The seminar was initiated by the CBSS Finnish Presidency 2013-2014. One of its core priorities is the follow-up of the recommendations of the BSPC Working Group on Green Growth and Energy Efficiency.
Christina Gestrin, member of the Finnish Parliament and BSPC, underlined in her opening remarks that “no one dealing with politics and social development can or should avoid discussions about energy resources, energy efficiency and climate change. It is obvious that a sustainable future energy provision in a situation of serious climate change calls for strengthened cooperation and joint international efforts.” Stressing that “the Baltic Sea Region should strive to become a leader in the field of energy efficiency“, she cautioned that “the financial crisis is not an acceptable excuse to postpone measures to combat climate change. That would only mean that the costs for managing the effects of climate change will increase in the long run.”
The Finnish Minister for Foreign Affairs, Erkki Tuomioja, commended the interaction between CBSS and BSPC, and recognized the recommendations of the WG as important political levers to promote energy efficiency, not least on the local and regional level.
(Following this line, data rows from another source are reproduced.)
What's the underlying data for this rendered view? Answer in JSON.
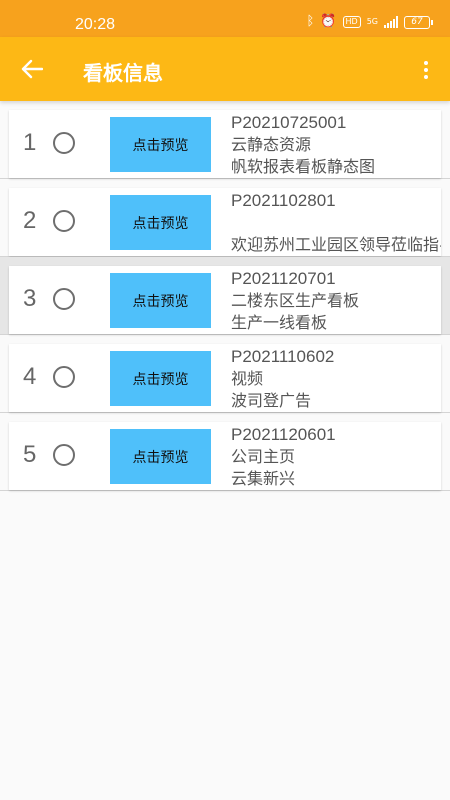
{
  "status": {
    "time": "20:28",
    "network": "5G",
    "battery": "67",
    "hd": "HD"
  },
  "appbar": {
    "title": "看板信息"
  },
  "boards": [
    {
      "index": "1",
      "button": "点击预览",
      "code": "P20210725001",
      "name": "云静态资源",
      "desc": "帆软报表看板静态图"
    },
    {
      "index": "2",
      "button": "点击预览",
      "code": "P2021102801",
      "name": "",
      "desc": "欢迎苏州工业园区领导莅临指导"
    },
    {
      "index": "3",
      "button": "点击预览",
      "code": "P2021120701",
      "name": "二楼东区生产看板",
      "desc": "生产一线看板"
    },
    {
      "index": "4",
      "button": "点击预览",
      "code": "P2021110602",
      "name": "视频",
      "desc": "波司登广告"
    },
    {
      "index": "5",
      "button": "点击预览",
      "code": "P2021120601",
      "name": "公司主页",
      "desc": "云集新兴"
    }
  ],
  "colors": {
    "statusbar": "#f7a21d",
    "appbar": "#fdb815",
    "button": "#4fc0fa",
    "selected_row": "#e6e6e6"
  }
}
Cecilie Tenfjord-Toftby, member of the Swedish Parliament and Chair of the Working Group, recapitulated the recommendations of the WG. “We are around 85 million people in the Baltic Sea catchment area“, she noted. “Together, we can become a very important player in the field of Green Growth and Energy Efficiency. We have the potential to transform our conventional economy to a green one, in which production and consumption is carried out in an environmentally sustainable manner.” Pointing out the gains to be made by energy efficiency measures, she asserted that “a successful implementation of green growth will boost economic performance, create many new opportunities for businesses around the Baltic Sea, increase security in the supply of essential resources, and support the efforts to curb dangerous climate change”. She concluded by noting that “we are moving in the right direction, but we need to do it at a higher speed in order to avoid serious environmental consequences which will eventually hurt our economies and our well-being. Stringent and persistent policies and actions are needed to realize the potential for sustainable and competitive green economies.”